I've been reading about combinators for three days now and I finally started writing them in code (more like copying stuff from places and making sense of things).
Here's some code that I'm trying to run:
#include <iostream>
#include <utility>
template <typename Lambda>
class y_combinator {
private:
Lambda lambda;
public:
template <typename T>
constexpr explicit y_combinator (T&& lambda)

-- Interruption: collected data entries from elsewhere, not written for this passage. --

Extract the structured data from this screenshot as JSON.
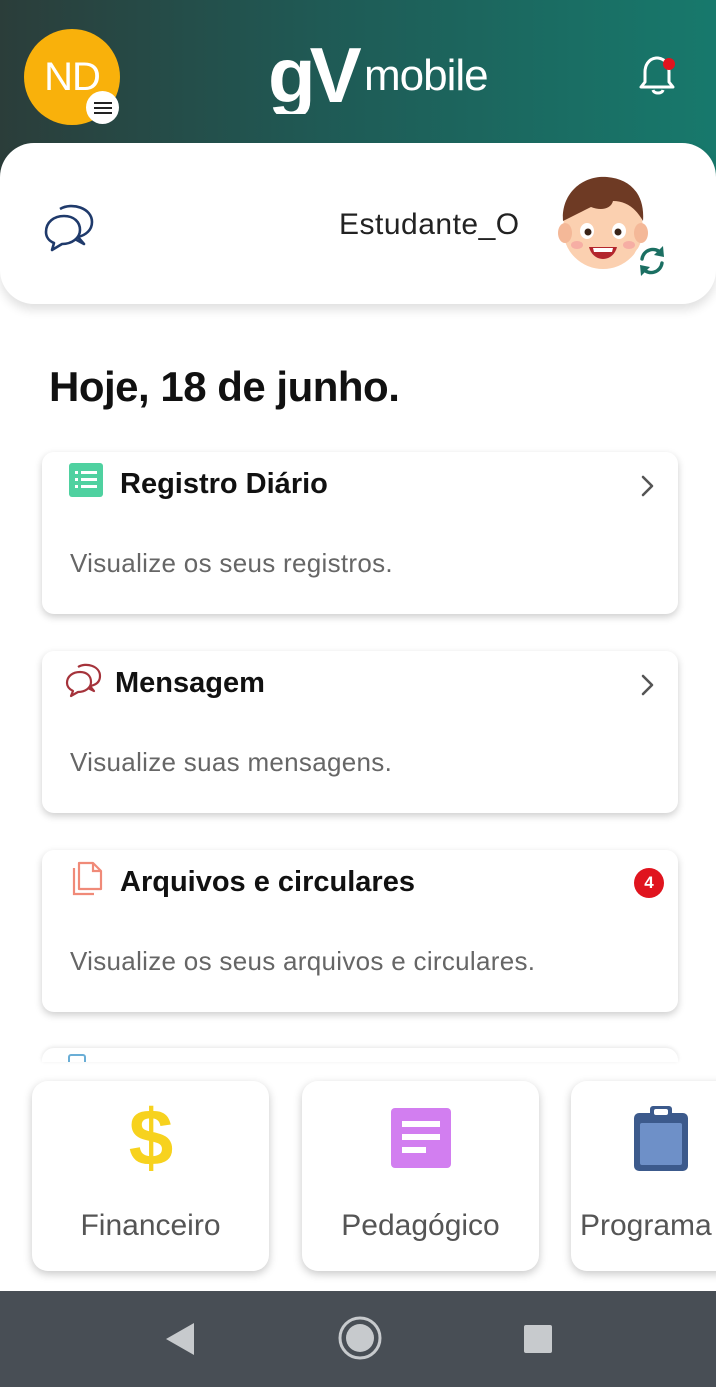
{
  "header": {
    "avatar_initials": "ND",
    "menu_icon": "hamburger-menu-icon",
    "logo_text": {
      "gv": "gV",
      "mobile": "mobile"
    },
    "notification_icon": "bell-icon",
    "notification_dot_color": "#e0141e"
  },
  "profile": {
    "chat_icon": "chat-bubbles-icon",
    "student_name": "Estudante_O",
    "switch_icon": "sync-icon"
  },
  "date_title": "Hoje, 18 de junho.",
  "cards": [
    {
      "title": "Registro Diário",
      "description": "Visualize os seus registros.",
      "icon": "list-icon",
      "icon_color": "#4fd1a0",
      "action": "chevron-right-icon"
    },
    {
      "title": "Mensagem",
      "description": "Visualize suas mensagens.",
      "icon": "message-bubbles-icon",
      "icon_color": "#a5333b",
      "action": "chevron-right-icon"
    },
    {
      "title": "Arquivos e circulares",
      "description": "Visualize os seus arquivos e circulares.",
      "icon": "files-icon",
      "icon_color": "#f08a78",
      "badge": "4"
    }
  ],
  "tiles": [
    {
      "label": "Financeiro",
      "icon": "dollar-icon",
      "icon_color": "#f7d21e"
    },
    {
      "label": "Pedagógico",
      "icon": "document-icon",
      "icon_color": "#d27ef0"
    },
    {
      "label": "Programa",
      "icon": "clipboard-icon",
      "icon_color": "#3c5a8c"
    }
  ],
  "navbar": {
    "back_icon": "back-triangle-icon",
    "home_icon": "home-circle-icon",
    "recents_icon": "recents-square-icon"
  }
}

: lambda (std::forward <T> (lambda))
{ }
template <typename...Args>
decltype(auto) operator () (Args&&... args) {
return lambda((decltype(*this)&)(*this), std::forward <Args> (args)...);
}
};
template <typename Lambda>
decltype(auto) y_combine (Lambda&& lambda) {
return y_combinator <std::decay_t <Lambda>> (std::forward <Lambda> (lambda));
}
int main () {
auto factorial = y_combine([&] (auto self, int64_t n) {
return n == 1 ? (int64_t)1 : n * self(n - 1);
});
int n;
std::cin >> n;
std::cout << factorial(n) << '\n';
}
If I explicitly state the return type of the lambda as -> int64_t, everything works well. However, when I remove it, the compiler complains. The error:
main.cpp|16|error: use of 'main()::<lambda(auto:11, int64_t)> [with auto:11 = y_combinator<main()::<lambda(auto:11, int64_t)> >; int64_t = long long int]' before deduction of 'auto'
Why can't the compiler figure out the return type and deduce auto? I first thought that maybe I needed to change ... ? 1 : n * self(n - 1) to ... ? int64_t(1) : n * self(n - 1) so that the type of both return values ends up as int64_t and no possible ambiguities remain. This doesn't seem to be the case though. What am I missing?
Also, in the y_combinator class, declaring lambda as an object of type Lambda&& seems to cause problems. Why is this the case? This only happens when I write the cast in the operator () overload as (decltype(*this)&) instead of std::ref(*this). Are they doing different things?